“Awesome in its evilness”

The political theater being staged on the backs of our state’s working poor has gone from tragi-comedy to farce.1

The Network anticipated that Gov. Nikki Haley, like other governors who refused to expand Medicaid, would promote a plan to privatize the federal funding. That way she could claim victory over Obama and keep the federal government from getting between a quarter of a million poor South Carolinians and the doctor they don’t have. Gov. Haley could direct the billions of returning tax dollars to health care-related corporations that, according to FollowTheMoney.org, have contributed more than $1.6 million to her political campaigns.

When the privatization scheme was promoted in April by moderate state senators who claimed it was the only way to get the much-needed health care funding, Gov.

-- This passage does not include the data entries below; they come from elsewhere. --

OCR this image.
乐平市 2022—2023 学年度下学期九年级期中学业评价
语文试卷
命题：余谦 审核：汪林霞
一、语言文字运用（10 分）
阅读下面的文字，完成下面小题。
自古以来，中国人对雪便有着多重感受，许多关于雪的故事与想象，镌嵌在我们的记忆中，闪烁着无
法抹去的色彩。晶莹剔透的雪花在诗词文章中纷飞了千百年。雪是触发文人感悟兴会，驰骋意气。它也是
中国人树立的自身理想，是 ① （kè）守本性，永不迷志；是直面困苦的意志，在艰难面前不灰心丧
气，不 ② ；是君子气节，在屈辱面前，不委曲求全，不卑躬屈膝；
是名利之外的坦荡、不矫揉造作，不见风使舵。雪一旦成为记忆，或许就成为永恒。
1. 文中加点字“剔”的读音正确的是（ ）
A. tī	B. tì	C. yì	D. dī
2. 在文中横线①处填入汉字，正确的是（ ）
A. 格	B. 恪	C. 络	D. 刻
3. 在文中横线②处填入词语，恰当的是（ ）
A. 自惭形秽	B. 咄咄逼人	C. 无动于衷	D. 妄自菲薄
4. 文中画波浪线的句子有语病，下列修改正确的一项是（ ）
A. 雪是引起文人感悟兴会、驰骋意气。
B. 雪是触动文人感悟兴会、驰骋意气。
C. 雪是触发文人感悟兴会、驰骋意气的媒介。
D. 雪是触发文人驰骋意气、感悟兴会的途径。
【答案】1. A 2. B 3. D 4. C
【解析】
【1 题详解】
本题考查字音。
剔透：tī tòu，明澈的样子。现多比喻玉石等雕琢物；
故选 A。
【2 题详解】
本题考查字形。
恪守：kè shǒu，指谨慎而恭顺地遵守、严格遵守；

Haley confounded political prognosticators by promising to veto privatization.

Jonathan Gruber, a health economist at MIT, noted that the holdout states are “willing to sacrifice billions of dollars of injections into their economy in order to punish poor people.” Gruber, a free-market economist who helped design the ACA, has called Haley’s position “awesome in its evilness” and “political malpractice.”

Network director Brett Bursey recently met with one of the Republican Senate sponsors of a privatization waiver. The senator acknowledged that while the US must ultimately move towards the type of universal health care found in all other industrialized democracies, the only politically practical step to get health care for poor South Carolininans was privatization. He noted that Haley’s pursuit of higher office, combined with 2016 legislative elections that will inhibit a veto-overide, means our state’s most vulnerable people will continue to suffer. And our tax dollars will go elsewhere until a new governor takes office.

The Network will continue to oppose privatization of Medicaid while we do the long, hard work of building a movement with the power to punish politicians who treat our citizens as pawns in their selfish game.